The best initial protection for all boards, of course, is to make decisions carefully and deliberately.  They should, moreover, keep in mind that indemnification provisions and insurance in New York have never covered fraudulent or dishonest acts or omissions, willful violations of any statute or regulation, punitive damages, or a director’s acts that are committed in bad faith, are “the result of active and deliberate dishonesty” or from which the director has “ personally gained in fact a financial profit or other advantage to which he was not legally entitled.”[7]

[1] The Appellate Division, First Department is the intermediate New York State appellate court for Manhattan and the Bronx.  This particular decision, because of its procedural context, is not appeal-able.

[2]  2012 WL 2532149 (N.Y.A.D. 1st Dep’t July 3, 2012).

[3]  38 A.D.3d 1, 825 N.Y.S.2d 28 (1st Dep’t 2006).

[4]  The business judgment rule provides that, in order for a board decision to be subject to judicial scrutiny, “an aggrieved shareholder-tenant must make a showing that the board acted (1) outside the scope of its authority, (2) in a way that did not legitimately further the corporate purpose or (3) in bad faith”.  40 W. 67th St. Corp. v. Pullman, 100 N.Y.2d 147, 155, 760 N.Y.S.2d 745, 790 N.E.2d 1174 (N.Y. 2003).

[5] 2012 WL 2532149, at *1.

[6] Our firm is co-counsel for the defendants in the Fletcher case.  In a subsequent decision, defendants were granted summary judgment dismissing all of plaintiff’s claims.

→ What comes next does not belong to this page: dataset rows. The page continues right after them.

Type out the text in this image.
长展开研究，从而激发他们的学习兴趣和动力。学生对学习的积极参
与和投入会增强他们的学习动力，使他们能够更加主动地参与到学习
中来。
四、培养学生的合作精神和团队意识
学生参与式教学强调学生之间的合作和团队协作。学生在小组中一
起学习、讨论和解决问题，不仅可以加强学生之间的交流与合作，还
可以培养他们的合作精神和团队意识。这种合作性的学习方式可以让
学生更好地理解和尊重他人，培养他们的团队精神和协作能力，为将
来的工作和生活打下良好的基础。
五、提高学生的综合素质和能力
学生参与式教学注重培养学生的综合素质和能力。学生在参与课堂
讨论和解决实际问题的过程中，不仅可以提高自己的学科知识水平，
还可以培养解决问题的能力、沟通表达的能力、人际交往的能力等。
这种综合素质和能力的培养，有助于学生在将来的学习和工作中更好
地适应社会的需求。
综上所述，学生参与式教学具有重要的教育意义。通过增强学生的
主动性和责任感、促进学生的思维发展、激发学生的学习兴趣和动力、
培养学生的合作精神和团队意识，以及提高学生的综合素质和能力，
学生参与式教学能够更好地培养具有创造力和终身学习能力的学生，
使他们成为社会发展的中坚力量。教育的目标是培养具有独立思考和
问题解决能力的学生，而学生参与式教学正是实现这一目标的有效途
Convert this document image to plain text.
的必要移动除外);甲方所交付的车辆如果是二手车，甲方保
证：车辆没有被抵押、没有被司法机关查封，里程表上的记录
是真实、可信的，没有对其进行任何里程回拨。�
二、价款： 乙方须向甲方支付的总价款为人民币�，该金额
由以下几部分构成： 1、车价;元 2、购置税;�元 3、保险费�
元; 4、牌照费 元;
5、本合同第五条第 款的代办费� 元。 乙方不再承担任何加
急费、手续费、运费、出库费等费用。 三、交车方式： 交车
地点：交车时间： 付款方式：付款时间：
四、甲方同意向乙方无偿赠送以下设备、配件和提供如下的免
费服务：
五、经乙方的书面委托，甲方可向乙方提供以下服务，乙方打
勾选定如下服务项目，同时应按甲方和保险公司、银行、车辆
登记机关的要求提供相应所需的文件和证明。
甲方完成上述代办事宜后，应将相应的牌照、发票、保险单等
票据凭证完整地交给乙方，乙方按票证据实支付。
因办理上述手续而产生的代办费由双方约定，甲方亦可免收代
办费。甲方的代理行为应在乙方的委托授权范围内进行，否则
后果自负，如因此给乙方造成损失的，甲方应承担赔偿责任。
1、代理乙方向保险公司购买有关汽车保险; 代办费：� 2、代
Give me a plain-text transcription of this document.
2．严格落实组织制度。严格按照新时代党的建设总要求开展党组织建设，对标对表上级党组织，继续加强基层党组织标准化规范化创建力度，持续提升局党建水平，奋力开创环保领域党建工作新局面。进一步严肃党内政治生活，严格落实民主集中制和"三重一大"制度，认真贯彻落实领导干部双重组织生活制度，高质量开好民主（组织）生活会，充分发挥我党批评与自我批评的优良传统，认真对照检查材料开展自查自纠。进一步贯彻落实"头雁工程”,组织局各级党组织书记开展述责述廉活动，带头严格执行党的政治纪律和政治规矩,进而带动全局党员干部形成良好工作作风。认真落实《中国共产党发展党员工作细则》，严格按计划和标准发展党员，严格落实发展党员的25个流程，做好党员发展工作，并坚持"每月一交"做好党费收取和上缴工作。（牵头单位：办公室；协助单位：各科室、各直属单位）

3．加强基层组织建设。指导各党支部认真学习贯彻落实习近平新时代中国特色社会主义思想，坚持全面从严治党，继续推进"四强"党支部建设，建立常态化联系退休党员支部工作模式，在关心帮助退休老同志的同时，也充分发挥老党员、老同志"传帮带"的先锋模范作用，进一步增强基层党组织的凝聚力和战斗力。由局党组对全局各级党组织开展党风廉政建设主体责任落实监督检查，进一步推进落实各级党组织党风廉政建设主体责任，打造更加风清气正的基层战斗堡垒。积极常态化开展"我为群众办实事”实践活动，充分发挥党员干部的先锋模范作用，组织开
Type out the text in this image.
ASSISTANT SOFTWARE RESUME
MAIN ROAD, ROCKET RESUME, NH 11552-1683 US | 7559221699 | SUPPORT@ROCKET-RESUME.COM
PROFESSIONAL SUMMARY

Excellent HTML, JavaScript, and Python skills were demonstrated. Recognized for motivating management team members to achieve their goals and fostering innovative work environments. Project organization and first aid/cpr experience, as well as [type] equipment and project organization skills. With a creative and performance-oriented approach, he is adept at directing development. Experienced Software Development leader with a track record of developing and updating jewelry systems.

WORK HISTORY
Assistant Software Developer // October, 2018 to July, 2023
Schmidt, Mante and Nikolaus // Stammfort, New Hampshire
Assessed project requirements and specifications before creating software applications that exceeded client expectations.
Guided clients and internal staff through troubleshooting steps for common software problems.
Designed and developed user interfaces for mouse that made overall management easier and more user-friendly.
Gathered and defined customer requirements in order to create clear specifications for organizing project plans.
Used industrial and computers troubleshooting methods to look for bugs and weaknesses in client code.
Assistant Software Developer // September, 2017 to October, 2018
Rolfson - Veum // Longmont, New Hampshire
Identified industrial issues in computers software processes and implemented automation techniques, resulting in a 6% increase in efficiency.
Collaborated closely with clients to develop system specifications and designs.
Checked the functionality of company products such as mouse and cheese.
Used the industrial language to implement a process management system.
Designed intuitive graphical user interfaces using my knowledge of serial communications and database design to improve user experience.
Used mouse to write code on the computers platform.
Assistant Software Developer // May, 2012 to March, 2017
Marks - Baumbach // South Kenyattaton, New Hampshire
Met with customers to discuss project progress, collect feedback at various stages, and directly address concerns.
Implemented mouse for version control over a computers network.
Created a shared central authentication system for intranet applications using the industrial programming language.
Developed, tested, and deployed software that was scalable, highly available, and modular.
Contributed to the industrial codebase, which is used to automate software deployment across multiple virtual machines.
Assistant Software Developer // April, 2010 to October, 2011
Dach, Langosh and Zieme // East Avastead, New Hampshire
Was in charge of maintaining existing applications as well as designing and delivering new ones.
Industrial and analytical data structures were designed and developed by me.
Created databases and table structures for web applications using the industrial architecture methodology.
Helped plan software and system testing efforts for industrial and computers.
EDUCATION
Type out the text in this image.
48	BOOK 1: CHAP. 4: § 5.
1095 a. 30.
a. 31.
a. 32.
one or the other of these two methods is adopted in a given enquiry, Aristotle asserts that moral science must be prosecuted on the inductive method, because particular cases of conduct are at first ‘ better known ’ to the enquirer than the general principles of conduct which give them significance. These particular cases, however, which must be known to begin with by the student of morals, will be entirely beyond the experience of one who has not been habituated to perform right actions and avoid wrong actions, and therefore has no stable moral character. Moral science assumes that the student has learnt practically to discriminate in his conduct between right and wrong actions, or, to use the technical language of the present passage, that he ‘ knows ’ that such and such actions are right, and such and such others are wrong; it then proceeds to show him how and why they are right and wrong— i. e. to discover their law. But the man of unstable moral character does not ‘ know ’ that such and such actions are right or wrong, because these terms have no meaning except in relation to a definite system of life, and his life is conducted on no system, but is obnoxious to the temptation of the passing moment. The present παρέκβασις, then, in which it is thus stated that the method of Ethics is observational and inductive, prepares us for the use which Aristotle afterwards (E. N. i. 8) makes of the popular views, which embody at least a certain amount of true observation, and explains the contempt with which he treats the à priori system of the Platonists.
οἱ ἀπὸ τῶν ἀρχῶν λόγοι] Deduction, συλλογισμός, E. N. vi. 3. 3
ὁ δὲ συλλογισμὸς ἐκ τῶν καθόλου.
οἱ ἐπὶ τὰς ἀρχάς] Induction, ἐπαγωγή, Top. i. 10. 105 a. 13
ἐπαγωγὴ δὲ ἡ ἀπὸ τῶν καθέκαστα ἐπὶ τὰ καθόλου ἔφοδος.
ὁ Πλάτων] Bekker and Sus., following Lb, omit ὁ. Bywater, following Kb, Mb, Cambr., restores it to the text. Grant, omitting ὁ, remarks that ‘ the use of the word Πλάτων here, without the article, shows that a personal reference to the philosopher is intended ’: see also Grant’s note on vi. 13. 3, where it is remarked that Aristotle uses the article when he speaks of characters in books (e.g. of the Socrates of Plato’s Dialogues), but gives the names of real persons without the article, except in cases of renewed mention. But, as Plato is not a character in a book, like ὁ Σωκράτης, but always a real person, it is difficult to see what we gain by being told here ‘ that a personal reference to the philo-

[7] N.Y. Business Corporation Law § 721; Biondi v. Beekman Hill House Apartment Corp., 94 N.Y.2d 659, 731 N.E.2d 577, 709 N.Y.S.2d 861 (N.Y. 2000).

 

This memorandum was initially issued by the cooperative/condominium practice group of Balber Pickard Maldonado & Van Der Tuin, PC which joined Smith, Gambrell & Russell, LLP on February 1, 2017 and now practices as part of SGR’s cooperative/condominium practice group.